Data model

The LDAP data model is closely aligned with the X.500 data model. In this model, a directory service provides a hierarchically organized set of entries. Each of these entries is represented by an object class. The object class of the entry determines the set of attributes that are required to be present in the entry and the set of attributes that can optionally appear in the entry. An attribute is represented by an attribute type and one or more attribute values. In addition to the attribute type and values, each attribute has an associated syntax which describes the format of the attribute values. Examples of attribute syntaxes for LDAP directory include directory string and binary.

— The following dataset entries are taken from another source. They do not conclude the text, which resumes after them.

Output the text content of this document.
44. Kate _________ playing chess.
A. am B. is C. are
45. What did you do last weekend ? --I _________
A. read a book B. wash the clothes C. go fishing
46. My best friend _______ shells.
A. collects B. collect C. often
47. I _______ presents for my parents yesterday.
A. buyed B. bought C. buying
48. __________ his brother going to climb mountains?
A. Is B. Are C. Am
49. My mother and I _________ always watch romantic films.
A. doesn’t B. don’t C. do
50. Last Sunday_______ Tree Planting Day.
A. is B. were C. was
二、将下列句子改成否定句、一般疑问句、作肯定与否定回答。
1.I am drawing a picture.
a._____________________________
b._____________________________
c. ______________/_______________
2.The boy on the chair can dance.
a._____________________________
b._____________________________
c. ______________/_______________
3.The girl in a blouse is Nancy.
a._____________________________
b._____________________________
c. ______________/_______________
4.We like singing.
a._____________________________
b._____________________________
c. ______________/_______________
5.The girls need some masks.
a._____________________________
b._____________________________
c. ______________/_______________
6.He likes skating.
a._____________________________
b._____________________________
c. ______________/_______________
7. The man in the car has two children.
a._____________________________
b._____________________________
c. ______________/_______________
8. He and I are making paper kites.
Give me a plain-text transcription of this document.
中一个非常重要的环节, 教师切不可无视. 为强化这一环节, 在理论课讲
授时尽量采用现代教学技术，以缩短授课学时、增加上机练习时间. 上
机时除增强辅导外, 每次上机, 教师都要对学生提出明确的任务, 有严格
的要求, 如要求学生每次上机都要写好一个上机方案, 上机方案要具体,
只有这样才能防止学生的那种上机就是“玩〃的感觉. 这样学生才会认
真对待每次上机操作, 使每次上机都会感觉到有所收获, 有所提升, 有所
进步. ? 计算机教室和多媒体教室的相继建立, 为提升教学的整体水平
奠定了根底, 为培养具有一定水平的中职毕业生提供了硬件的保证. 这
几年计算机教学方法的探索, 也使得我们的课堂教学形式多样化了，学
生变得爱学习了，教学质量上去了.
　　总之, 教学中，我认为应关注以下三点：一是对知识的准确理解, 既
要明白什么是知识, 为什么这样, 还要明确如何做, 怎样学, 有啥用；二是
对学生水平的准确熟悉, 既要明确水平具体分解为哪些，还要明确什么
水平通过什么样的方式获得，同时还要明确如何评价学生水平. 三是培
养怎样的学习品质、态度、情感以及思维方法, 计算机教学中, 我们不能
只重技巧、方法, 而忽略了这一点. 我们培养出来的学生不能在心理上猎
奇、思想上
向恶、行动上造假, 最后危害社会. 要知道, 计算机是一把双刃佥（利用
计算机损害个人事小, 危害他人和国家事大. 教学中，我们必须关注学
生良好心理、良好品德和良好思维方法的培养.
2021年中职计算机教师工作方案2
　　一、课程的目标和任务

To summarize, the directory is made up of entries. Each entry contains a set of attributes. These attributes can be single or multi-valued (have one or more values associated with them). The object class of an entry determines the set of attributes that must exist and the set of attributes that may exist in the entry.

Every entry in the directory has a distinguished name (DN). The DN is the name that uniquely identifies an entry in the directory. A DN is made up of attribute=value pairs, separated by commas. For example:

cn=Ben Gray,ou=editing,o=New York Times,c=US
cn=Lucille White,ou=editing,o=New York Times,c=US
cn=Tom Brown,ou=reporting,o=New York Times,c=US

The order of the component attribute=value pairs is important. The DN contains one component for each level of the directory hierarchy. LDAP directory DNs begin with the most specific attribute (typically some sort of name), and continue with progressively broader attributes, often ending with a country attribute.